Although born in Edinburgh, Maccoll grew up in Australia and attended the University of Sydney from 1932 to 1937, gaining the B.Sc. degree in 1936 and the M.Sc. degree in 1937. While he was at the University of Sydney he was awarded a "blue" for swimming and was elected President of the Science Association, Chemical Society, and the Sports Union. After a short spell in chemical industry, he returned to the University as an Assistant Lecturer.

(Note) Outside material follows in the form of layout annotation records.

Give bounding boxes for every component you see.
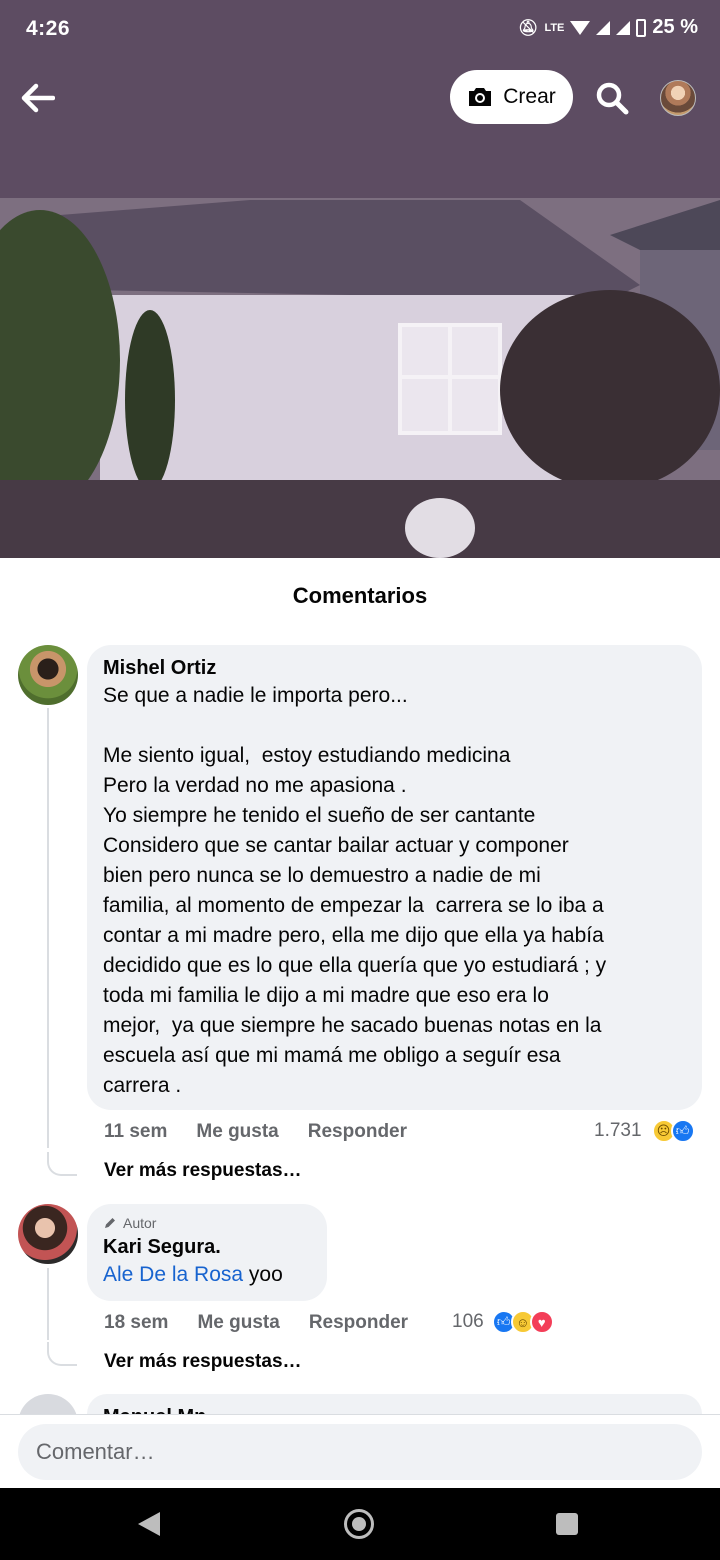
comment-time[interactable]: 11 sem <box>104 1121 167 1143</box>
search-button[interactable] <box>590 76 634 120</box>
like-button[interactable]: Me gusta <box>197 1312 279 1334</box>
like-button[interactable]: Me gusta <box>196 1121 278 1143</box>
comment-bubble: Mishel Ortiz Se que a nadie le importa p… <box>87 645 702 1110</box>
author-badge-label: Autor <box>123 1215 157 1231</box>
reaction-count: 1.731 <box>594 1120 642 1141</box>
profile-avatar[interactable] <box>660 80 696 116</box>
thread-curve <box>47 1342 77 1366</box>
status-bar: 4:26 🔕︎ LTE 25 % <box>0 0 720 58</box>
comment-input[interactable]: Comentar… <box>18 1424 702 1480</box>
comment-bubble: Autor Kari Segura. Ale De la Rosa yoo <box>87 1204 327 1301</box>
nav-home-icon[interactable] <box>344 1509 374 1539</box>
love-reaction-icon: ♥ <box>529 1310 554 1334</box>
signal-icon-2 <box>616 20 631 35</box>
thread-line <box>47 1268 49 1340</box>
thread-curve <box>47 1152 77 1176</box>
camera-icon <box>469 88 492 106</box>
lte-call-label: LTE <box>544 21 565 34</box>
system-navigation-bar <box>0 1488 720 1560</box>
mention-link[interactable]: Ale De la Rosa <box>103 1263 243 1286</box>
search-icon <box>596 82 629 115</box>
like-reaction-icon: 👍︎ <box>670 1119 695 1143</box>
pencil-icon <box>105 1218 115 1228</box>
author-badge: Autor <box>103 1214 311 1232</box>
video-player[interactable]: 4:26 🔕︎ LTE 25 % Crear <box>0 0 720 558</box>
battery-icon <box>636 18 647 37</box>
nav-back-icon[interactable] <box>138 1512 160 1536</box>
thread-line <box>47 708 49 1148</box>
battery-percent: 25 % <box>652 16 698 38</box>
signal-icon <box>596 20 611 35</box>
comment-composer: Comentar… <box>0 1414 720 1488</box>
mute-icon: 🔕︎ <box>518 19 539 37</box>
avatar[interactable] <box>18 1204 78 1264</box>
comment-author[interactable]: Mishel Ortiz <box>103 655 686 681</box>
comment-actions: 11 sem Me gusta Responder <box>104 1121 436 1143</box>
back-button[interactable] <box>16 76 60 120</box>
status-time: 4:26 <box>26 17 71 40</box>
create-label: Crear <box>503 85 556 108</box>
comment-text-body: yoo <box>243 1263 283 1286</box>
comments-title: Comentarios <box>292 583 428 608</box>
status-icons: 🔕︎ LTE 25 % <box>518 16 698 39</box>
comment-author[interactable]: Kari Segura. <box>103 1234 311 1260</box>
more-replies-link[interactable]: Ver más respuestas… <box>104 1160 302 1182</box>
reaction-count: 106 <box>452 1311 484 1332</box>
nav-recents-icon[interactable] <box>556 1513 578 1535</box>
wifi-icon <box>570 20 591 35</box>
arrow-left-icon <box>21 83 55 113</box>
reaction-summary[interactable]: 106 👍︎ ☺ ♥ <box>452 1310 554 1334</box>
comment-text: Ale De la Rosa yoo <box>103 1260 311 1290</box>
comment-time[interactable]: 18 sem <box>104 1312 168 1334</box>
more-replies-link[interactable]: Ver más respuestas… <box>104 1351 302 1373</box>
create-button[interactable]: Crear <box>450 70 573 124</box>
reply-button[interactable]: Responder <box>309 1312 408 1334</box>
comment-text: Se que a nadie le importa pero... Me sie… <box>103 684 607 1097</box>
comment-actions: 18 sem Me gusta Responder <box>104 1312 437 1334</box>
reply-button[interactable]: Responder <box>308 1121 407 1143</box>
avatar[interactable] <box>18 645 78 705</box>
reaction-summary[interactable]: 1.731 ☹ 👍︎ <box>594 1119 695 1143</box>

In 1945, while a senior lecturer on the staff of Sydney University, he was awarded an Imperial Chemical Industries fellowship by the University of London, which enabled him to continue his work on the kinetics of gas phase reactions in Ingold 's lab at UCL. In 1947 he was appointed to the staff there as lecturer, obtained his PhD in 1949 (how times have changed, eh?) and in 1953 became a reader. His appointed Professor of Chemistry in 1963. He was awarded a D.Sc. in 1960. In 1963 was elected a Fellow of the Royal Institute of Chemistry. His research interests included quantum chemistry, the kinetics of gas phase reactions, both thermal and photochemical, the application of mass spectrometry and ultrasonic dispersion in gases.
Alan remained active in research well into his eighties and was a familiar figure at morning tea in the Nyholm room almost up to his death in 1999.
A portrait of Alan used to hang in the Nyholm room, and is held in particular affection by staff and students alike for its delicate treatment of the hands......

Maccoll wrote a fascinating memoir on Australian chemists at UCL, which also summarizes the development of the Department between 1899 and 1988. Ref: Ambix , 1989 , 36, 82-90.